The Speaker of the House of Representatives Paul Ryan joined me this morning to discuss the American Health Care Act:
HH: Joined now by the Speaker of the United States House of Representatives, Paul Ryan. Speaker Ryan, welcome back to the Hugh Hewitt Show.
PR: Hey, Hugh, how are you doing? Nice to be with you.
HH: I am great, and I want to thank you and all Packers fans for J.S. Tretter, who has seen the future and moved to Cleveland. It’s a very good thing.
PR: I love the guy, actually. He really stepped it up in the Washington Redskins playoff game a year ago and played, what, he played center. He’d never played it before, and he really, really busted his butt. The guy, he’s a good kid, so congratulations.
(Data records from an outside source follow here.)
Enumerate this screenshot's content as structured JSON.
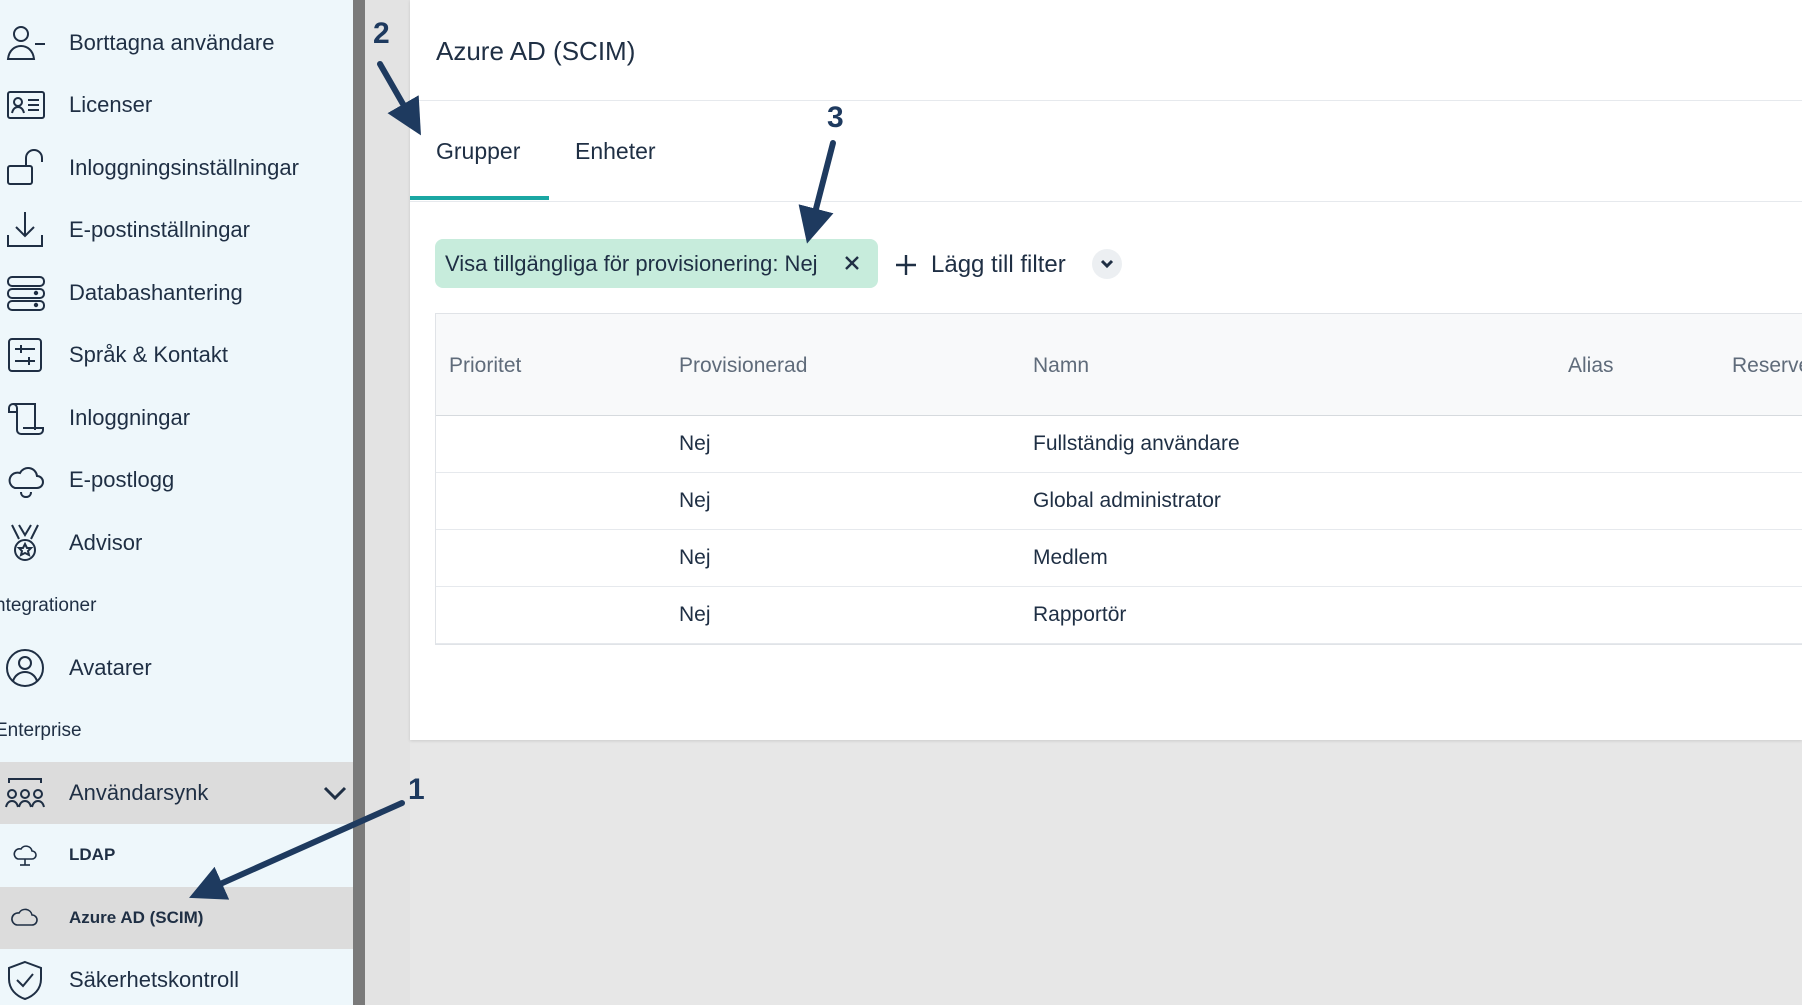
{
  "sidebar": {
    "items": [
      {
        "label": "Borttagna användare",
        "icon": "user-minus-icon"
      },
      {
        "label": "Licenser",
        "icon": "id-card-icon"
      },
      {
        "label": "Inloggningsinställningar",
        "icon": "unlock-icon"
      },
      {
        "label": "E-postinställningar",
        "icon": "download-tray-icon"
      },
      {
        "label": "Databashantering",
        "icon": "server-icon"
      },
      {
        "label": "Språk & Kontakt",
        "icon": "sliders-icon"
      },
      {
        "label": "Inloggningar",
        "icon": "scroll-icon"
      },
      {
        "label": "E-postlogg",
        "icon": "bell-cloud-icon"
      },
      {
        "label": "Advisor",
        "icon": "medal-icon"
      }
    ],
    "section_integrations": "ntegrationer",
    "integrations": [
      {
        "label": "Avatarer",
        "icon": "user-circle-icon"
      }
    ],
    "section_enterprise": "Enterprise",
    "enterprise": {
      "group_label": "Användarsynk",
      "group_icon": "people-group-icon",
      "sub_items": [
        {
          "label": "LDAP",
          "icon": "cloud-network-icon"
        },
        {
          "label": "Azure AD (SCIM)",
          "icon": "cloud-icon"
        }
      ],
      "after": {
        "label": "Säkerhetskontroll",
        "icon": "shield-check-icon"
      }
    }
  },
  "main": {
    "title": "Azure AD (SCIM)",
    "tabs": [
      {
        "label": "Grupper",
        "active": true
      },
      {
        "label": "Enheter",
        "active": false
      }
    ],
    "filter_chip": "Visa tillgängliga för provisionering: Nej",
    "add_filter": "Lägg till filter",
    "table": {
      "columns": [
        "Prioritet",
        "Provisionerad",
        "Namn",
        "Alias",
        "Reserve"
      ],
      "rows": [
        {
          "prioritet": "",
          "provisionerad": "Nej",
          "namn": "Fullständig användare",
          "alias": ""
        },
        {
          "prioritet": "",
          "provisionerad": "Nej",
          "namn": "Global administrator",
          "alias": ""
        },
        {
          "prioritet": "",
          "provisionerad": "Nej",
          "namn": "Medlem",
          "alias": ""
        },
        {
          "prioritet": "",
          "provisionerad": "Nej",
          "namn": "Rapportör",
          "alias": ""
        }
      ]
    }
  },
  "annotations": {
    "one": "1",
    "two": "2",
    "three": "3"
  },
  "colors": {
    "accent": "#1aa7a3",
    "chip_bg": "#c7ecdc",
    "sidebar_bg": "#eef7fb",
    "arrow": "#1e3a5f"
  }
}
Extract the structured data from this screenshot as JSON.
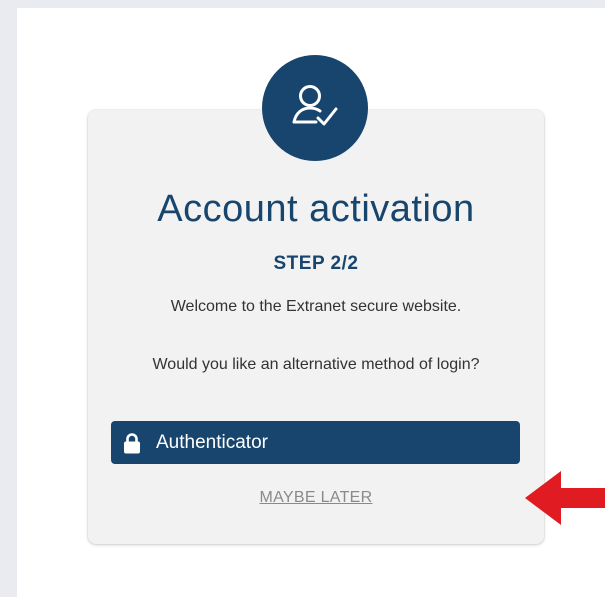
{
  "dialog": {
    "title": "Account activation",
    "step": "STEP 2/2",
    "welcome": "Welcome to the Extranet secure website.",
    "question": "Would you like an alternative method of login?",
    "authenticator_label": "Authenticator",
    "later_label": "MAYBE LATER"
  },
  "icons": {
    "avatar": "user-check-icon",
    "lock": "lock-icon",
    "arrow": "red-arrow-left-icon"
  },
  "colors": {
    "brand": "#17456d",
    "card_bg": "#f2f2f2",
    "page_bg": "#e9ebf0",
    "arrow": "#e01b22",
    "muted_link": "#8a8a8a"
  }
}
HH: Oh, we are going to have such a great O line, Joe Thomas and J.C., and then we’ve got Zeitler coming in. Anyway, let’s get to work. I think you’ve done a very good job explaining the American Health Care Act as a multi-act play. We are in Act I, Scene III. Scene I, you introduce the bill. Scene II, Ways and Means. Scene III, Commerce. Scene IV is the Budget Committee. When do you get out of the Budget Committee with this bill, Mr. Speaker?
PR: That is next week. I think Wednesday they are bringing it up. It could be Tuesday, but I I’m pretty sure it’s Wednesday. And then, you go to the Rules Committee. So just so everybody understands, this is regular order. This is how the system was supposed to work, unlike the way the Democrats did it. Let me step back. We spent January to June of 2016 designing this plan where every House Republican participated if they wanted to in how to design this plan. That gave us the Better Way Agenda. It was basically modeled off of Tom Price’s legislation. And then, we introduced it to the country in June of 2016, and we all ran for election saying here is our plan to repeal and replace. Then, we win the election. Then, we proceed to work with the Trump administration, our Senate counterparts and the House Committees to take that plan and translate it into legislative text. Seven member meetings in February alone inviting feedback and explaining provisions to any House Republican who wants to see it. Then, you introduce it on Monday. The committees mark it up on Wednesday. Ways and Means, Commerce, now coming to Budget week 2. Week 3, Rules Committee and the floor. That is regular order. That’s as clear and transparent as it can ever get.
HH: Now on that point, on the very first day this broadcast moved to the morning, you were kind enough to come over to the Hillsdale College Kirby Center and be a guest, and you were followed by Senator Tom Cotton, your friend, my friend.
HH: He is one of your critics. He says you’re going too fast. What do you make of Senator Cotton’s criticisms?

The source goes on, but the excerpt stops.